Cronaca
Assenza di piani pandemici e nessuna strategia, in Italia si potevano evitare 10mila morti
Assenza di piani pandemici e nessuna strategia, in Italia si potevano evitare 10mila morti. Nuova documentazione in Procura a Bergamo.
Numeri che sono vite. Vite che sono state storie, gioie e dolori per i propri cari che oggi possono solo piangere e continuare a sperare che la magistratura faccia chiarezza sulla gestione della pandemia in Italia. Che la strage di Covid-19 nel nostro Paese e soprattutto in Lombardia non sia un caso sono sempre più voci a sostenerlo. Dopo la desecretazione dei documenti del Comitato Tecnico Scientifico e grazie all’acquisizione di importanti documenti da parte del Comitato Noi Denunceremo, quello che si può dire oggi, a quasi 7 mesi dall’inizio dell’emergenza, è che molte morti si potevano evitare.
Addirittura 10mila, secondo il Generale dell’Esercito in pensione Pier Paolo Lunelli, ex comandante della Scuola per la difesa nucleare, batteriologica e chimica, che ha presentato il proprio rapporto alla stampa nel pomeriggio di giovedì 10 settembre in occasione di una conferenza stampa convocata proprio dal Comitato.
Il rapporto del Generale Lunelli
Diecimila dunque, delle oltre 35mila vite perse in Italia a causa del Coronavirus si sarebbero potute salvare, se l’Italia avesse aggiornato il proprio piano pandemico, secondo le linee guida indicate negli anni scorsi dall’Organizzazione mondiale della sanità (Oms) e dal Centro europeo per la prevenzione e il controllo delle malattie (Ecdc).
Il rapporto di 65 pagine, messo a disposizione della Procura che indaga per epidemia colposa, spiega come l’Italia disponeva solamente di un piano vecchio e inadeguato che non fa alcun riferimento a scenari e ipotesi di pianificazione.
L’Italia, come ricostruito dal Generale, non ha aggiornato il proprio piano anti-pandemie nel 2017, quando l’Oms e l’Ecdc indicarono nuove linee guida. Esiste solo un “piano per la pandemia da influenza” pubblicato sul sito del ministero della Salute che indica l’ultimo aggiornamento al 15 dicembre 2016. Stando all’analisi di Lunelli però l’aggiornamento non sarebbe altro che una ricezione delle linee guida del 2006, dunque desuete e inefficaci di fronte ad una pandemia come quella da Covid-19.

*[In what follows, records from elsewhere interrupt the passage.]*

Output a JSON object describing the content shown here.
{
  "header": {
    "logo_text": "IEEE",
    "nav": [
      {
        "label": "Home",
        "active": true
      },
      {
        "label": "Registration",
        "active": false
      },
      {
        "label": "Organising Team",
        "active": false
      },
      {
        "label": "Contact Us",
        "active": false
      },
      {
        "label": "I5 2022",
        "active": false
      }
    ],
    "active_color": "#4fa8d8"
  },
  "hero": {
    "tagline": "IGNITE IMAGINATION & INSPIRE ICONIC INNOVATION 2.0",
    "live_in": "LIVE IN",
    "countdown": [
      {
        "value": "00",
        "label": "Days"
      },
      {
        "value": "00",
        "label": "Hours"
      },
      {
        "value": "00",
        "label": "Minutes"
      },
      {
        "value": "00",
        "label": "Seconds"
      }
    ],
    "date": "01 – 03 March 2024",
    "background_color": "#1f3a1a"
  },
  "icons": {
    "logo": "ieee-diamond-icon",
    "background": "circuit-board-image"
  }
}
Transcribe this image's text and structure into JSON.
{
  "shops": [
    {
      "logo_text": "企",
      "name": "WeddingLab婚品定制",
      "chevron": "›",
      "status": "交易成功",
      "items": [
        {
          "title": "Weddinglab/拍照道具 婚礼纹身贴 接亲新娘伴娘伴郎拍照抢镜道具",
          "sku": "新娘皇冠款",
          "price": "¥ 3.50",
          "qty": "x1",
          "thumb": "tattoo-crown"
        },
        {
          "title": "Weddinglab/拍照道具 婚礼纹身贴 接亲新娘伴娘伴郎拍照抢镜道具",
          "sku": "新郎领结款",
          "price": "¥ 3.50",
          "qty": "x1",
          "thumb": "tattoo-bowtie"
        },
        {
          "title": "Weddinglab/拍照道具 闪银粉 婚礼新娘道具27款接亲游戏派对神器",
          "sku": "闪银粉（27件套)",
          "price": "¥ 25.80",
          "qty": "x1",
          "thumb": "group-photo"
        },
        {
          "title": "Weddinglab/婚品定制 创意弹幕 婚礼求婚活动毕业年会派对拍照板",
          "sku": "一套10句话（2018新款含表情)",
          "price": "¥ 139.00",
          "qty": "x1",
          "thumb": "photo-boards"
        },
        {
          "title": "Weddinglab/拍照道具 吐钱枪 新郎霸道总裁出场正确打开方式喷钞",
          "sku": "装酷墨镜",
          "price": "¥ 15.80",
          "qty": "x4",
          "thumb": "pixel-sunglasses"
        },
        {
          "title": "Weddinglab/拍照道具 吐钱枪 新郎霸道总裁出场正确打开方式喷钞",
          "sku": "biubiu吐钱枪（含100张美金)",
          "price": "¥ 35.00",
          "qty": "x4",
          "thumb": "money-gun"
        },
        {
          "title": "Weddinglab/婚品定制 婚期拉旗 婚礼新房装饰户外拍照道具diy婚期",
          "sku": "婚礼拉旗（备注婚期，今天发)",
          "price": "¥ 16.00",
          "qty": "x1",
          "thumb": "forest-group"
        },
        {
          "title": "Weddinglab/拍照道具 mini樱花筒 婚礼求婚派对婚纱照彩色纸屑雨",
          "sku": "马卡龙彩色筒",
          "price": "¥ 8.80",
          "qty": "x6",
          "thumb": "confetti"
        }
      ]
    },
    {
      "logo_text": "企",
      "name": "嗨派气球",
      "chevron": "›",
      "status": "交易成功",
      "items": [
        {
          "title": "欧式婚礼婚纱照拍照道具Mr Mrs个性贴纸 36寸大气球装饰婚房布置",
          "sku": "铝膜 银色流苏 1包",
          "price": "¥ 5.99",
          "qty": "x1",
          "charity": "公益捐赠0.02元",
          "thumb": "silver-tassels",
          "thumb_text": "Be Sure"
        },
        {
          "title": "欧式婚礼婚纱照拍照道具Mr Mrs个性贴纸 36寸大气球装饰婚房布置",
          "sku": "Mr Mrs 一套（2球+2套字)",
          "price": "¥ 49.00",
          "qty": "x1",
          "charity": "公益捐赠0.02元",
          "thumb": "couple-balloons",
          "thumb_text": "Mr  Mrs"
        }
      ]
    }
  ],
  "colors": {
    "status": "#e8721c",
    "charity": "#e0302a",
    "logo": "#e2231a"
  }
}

Sulla zona rossa: non si è chiuso per non fermare l’economia
Insieme al Generale hanno illustrato la propria attività d’indagine interna al Comitato il legale Consuelo Locati. Nello specifico l’avvocatessa ha fatto riferimento alla mancata istituzione della zona rossa e alle ultime, sconcertati dichiarazioni di Agostino Miozzo, capo del Cts. Il numero uno del Comitato Tecnico Scientifico ha infatti recentemente dichiarato alla stampa che, su Nembro e Alzano, “si potevano salvare alcune vite”.
“Abbiamo letto sulla stampa – spiega Locati – che chiudere quell’area significava chiudere un polmone economico del Paese e che forse si sarebbe salvata qualche vita. Una risposta del genere da parte del capo del Cts è scandalosa. Qualche vita è stata sacrificata per quell’interesse economico”.
Bassa Val Seriana: poteva intervenire la Regione
Inoltre Locati torna sullo scarico di responsabilità tra Governo e Regione ritenendolo fasullo perché: “La normativa italiana è molto precisa. Esiste la legge 833 del 78, che è stata alla base della chiusura di Codogno sottoscritta dal governatore Fontana e dal ministro Speranza. Lo stesso verbale del Comitato tecnico scientifico del 7 marzo precisa che anche le Regioni potevano istituire la zona rossa. L’accentramento in fase pandemica consente alla presidenza del Consiglio dei Ministri di emanare i Dpcm, ma è fatto salvo il potere di ogni regione di intervenire per contenere la diffusione di un virus nel momento in cui hanno a disposizione dati che facciano pensare che il rischio è troppo alto”. Cosa che, nonostante l’impennata vertiginosa in bassa Val Seriana, tra fine febbraio e inizio marzo, non è successa.
Tutta la documentazione acquisita dal Comitato, relativamente ai piani pandemici e alle responsabilità governative – regionali, è stata consegnata in Procura a Bergamo dov’è in corso un’inchiesta sulla gestione dell’emergenza sanitaria.